Artificial intelligence (AI) is rapidly transforming physical operations, from route tracking to fleet safety management. AI-powered driver safety technology is designed to save lives, reduce costs, and enhance road safety. However, despite these advancements, the anticipated improvements in safety statistics have not been fully realized.
In 2024, the U.S. experienced 39,345 traffic fatalities—a 3.8% decrease from the previous year, but still significantly higher than pre-pandemic levels. While trucking is cost-effective, it involves tens of thousands of pounds traveling at highway speeds, making any failure potentially catastrophic.
The introduction of AI-based cameras has contributed to reducing distracted driving, preventing accidents, and saving lives. AI can significantly enhance road safety. However, to make a meaningful difference, commercial fleets require accurate and reliable AI that detects and alerts to unsafe driving behaviors in real-time.
Accurate AI detection is crucial. It can mean the difference between preventing an accident and dealing with its aftermath. Real-time risk detection through AI can help prevent injuries, reduce accidents, and pave the way toward achieving Zero Harm.
In industries like consumer products and medical diagnostics, vendors are required to substantiate their claims. In the autonomous vehicle sector, companies utilize platforms like Foretellix to simulate millions of driving scenarios and validate system performance before deployment. The rapid innovation and deployment of cutting-edge AI have outpaced the establishment of reliable benchmarks, leaving customers uncertain about the safety and efficacy of AI-dependent products.
A Growing Concern: Opaque Performance and Anti-Benchmarking Clauses
AI-powered driver safety technology is equally critical, yet its performance metrics are seldom disclosed or verified. Alarmingly, some vendors actively prevent scrutiny.
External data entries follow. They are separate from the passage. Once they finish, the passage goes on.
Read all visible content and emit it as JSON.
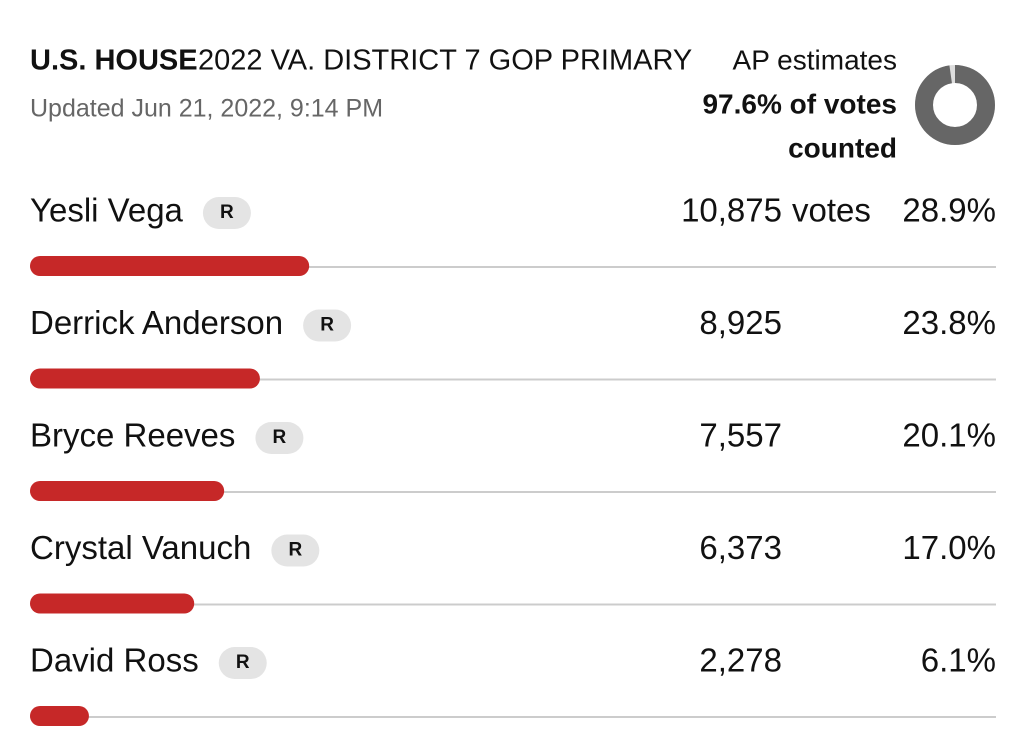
{
  "header": {
    "office": "U.S. HOUSE",
    "race": "2022 VA. DISTRICT 7 GOP PRIMARY",
    "updated": "Updated Jun 21, 2022, 9:14 PM"
  },
  "estimate": {
    "source": "AP estimates",
    "line1": "97.6% of votes",
    "line2": "counted",
    "counted_pct": 97.6
  },
  "candidates": [
    {
      "name": "Yesli Vega",
      "party": "R",
      "votes": "10,875",
      "votes_suffix": "votes",
      "pct": 28.9,
      "pct_label": "28.9%"
    },
    {
      "name": "Derrick Anderson",
      "party": "R",
      "votes": "8,925",
      "pct": 23.8,
      "pct_label": "23.8%"
    },
    {
      "name": "Bryce Reeves",
      "party": "R",
      "votes": "7,557",
      "pct": 20.1,
      "pct_label": "20.1%"
    },
    {
      "name": "Crystal Vanuch",
      "party": "R",
      "votes": "6,373",
      "pct": 17.0,
      "pct_label": "17.0%"
    },
    {
      "name": "David Ross",
      "party": "R",
      "votes": "2,278",
      "pct": 6.1,
      "pct_label": "6.1%"
    }
  ]
}
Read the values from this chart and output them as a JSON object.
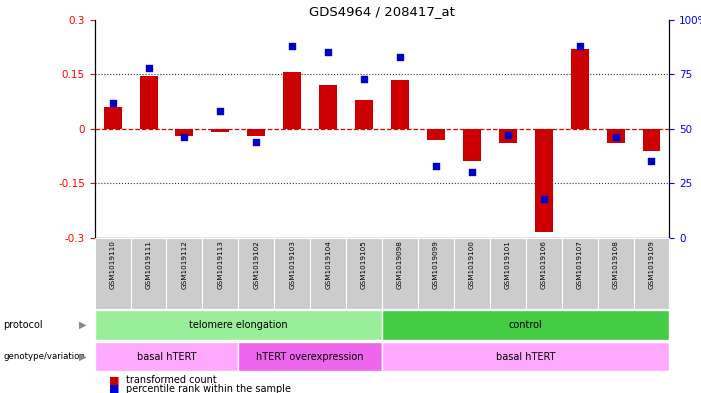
{
  "title": "GDS4964 / 208417_at",
  "samples": [
    "GSM1019110",
    "GSM1019111",
    "GSM1019112",
    "GSM1019113",
    "GSM1019102",
    "GSM1019103",
    "GSM1019104",
    "GSM1019105",
    "GSM1019098",
    "GSM1019099",
    "GSM1019100",
    "GSM1019101",
    "GSM1019106",
    "GSM1019107",
    "GSM1019108",
    "GSM1019109"
  ],
  "bar_values": [
    0.06,
    0.145,
    -0.02,
    -0.01,
    -0.02,
    0.155,
    0.12,
    0.08,
    0.135,
    -0.03,
    -0.09,
    -0.04,
    -0.285,
    0.22,
    -0.04,
    -0.06
  ],
  "dot_percentiles": [
    62,
    78,
    46,
    58,
    44,
    88,
    85,
    73,
    83,
    33,
    30,
    47,
    18,
    88,
    46,
    35
  ],
  "ylim": [
    -0.3,
    0.3
  ],
  "yticks_left": [
    -0.3,
    -0.15,
    0.0,
    0.15,
    0.3
  ],
  "yticks_right": [
    0,
    25,
    50,
    75,
    100
  ],
  "protocol_groups": [
    {
      "label": "telomere elongation",
      "start": 0,
      "end": 8,
      "color": "#99EE99"
    },
    {
      "label": "control",
      "start": 8,
      "end": 16,
      "color": "#44CC44"
    }
  ],
  "genotype_groups": [
    {
      "label": "basal hTERT",
      "start": 0,
      "end": 4,
      "color": "#FFAAFF"
    },
    {
      "label": "hTERT overexpression",
      "start": 4,
      "end": 8,
      "color": "#EE66EE"
    },
    {
      "label": "basal hTERT",
      "start": 8,
      "end": 16,
      "color": "#FFAAFF"
    }
  ],
  "bar_color": "#CC0000",
  "dot_color": "#0000CC",
  "ref_line_color": "#DD0000",
  "dotted_line_color": "#333333",
  "sample_bg_color": "#CCCCCC",
  "legend_red": "transformed count",
  "legend_blue": "percentile rank within the sample"
}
For instance, Samsara's Terms of Service include clauses that prohibit customers or researchers from publishing product performance comparisons without written permission. These "anti-benchmarking clauses" obscure performance gaps and suppress data that could be vital for safety.
Such practices are not only anti-competitive but can also jeopardize safety. When performance data is hidden, signs of driver distraction may go unnoticed, fatigue can be misinterpreted, critical driving risks might be flagged too late—or not at all—and incident responses could be delayed or inaccurate.
In this industry, "good enough" AI isn't sufficient. When vendors conceal their shortcomings, the consequences fall on drivers, fleets, and the public.
A Proven Alternative: Independent Validation and Open Testing
At Motive, we adopt a different approach—one rooted in transparency, rigor, and accountability. We have pursued independent testing of our products, including head-to-head evaluations conducted by the Virginia Tech Transportation Institute (VTTI), a leader in transportation safety research, in a report that we commissioned.
In these tests, the Motive AI Dashcam successfully alerted drivers to unsafe driving behavior 86% of the time, outperforming leading competitors Samsara and Lytx, which had significantly lower alert rates. The results are published and publicly available, and the methodology is transparent. We encourage customers to conduct their own side-by-side trials to validate these findings.
At Motive, we welcome comparisons because that's how trust is built and safety is enhanced.
A Call to Action: Industry-Wide Standards for AI-Powered Driver Safety Technology
In many industries where AI is utilized—from healthcare to autonomous vehicles—rigorous benchmarking is standard practice, driving innovation, accountability, and progress. Driver and fleet safety should be no exception.
Commercial fleets deserve access to stringent standards for the AI-powered cameras embedded in their vehicles and equipment. To achieve this, vendors must lead by example, not hide. This entails removing anti-benchmarking language from contracts, allowing independent third-party testing, and publishing performance results and methodologies.
At Motive, we've already implemented these measures because transparency isn't just ethical—it's the responsible way to develop and deploy AI tools designed to prevent accidents and protect lives.
Accountability Is Non-Negotiable
For AI-powered driver safety tools to fulfill their promise—saving lives, preventing incidents, and building safer roads—transparency must be guaranteed. Vendors must demonstrate their capabilities, not just claim them. Independent benchmarking isn't a burden. It's a business imperative.
Because when it comes to driver safety, there's no room for guesswork—only proof.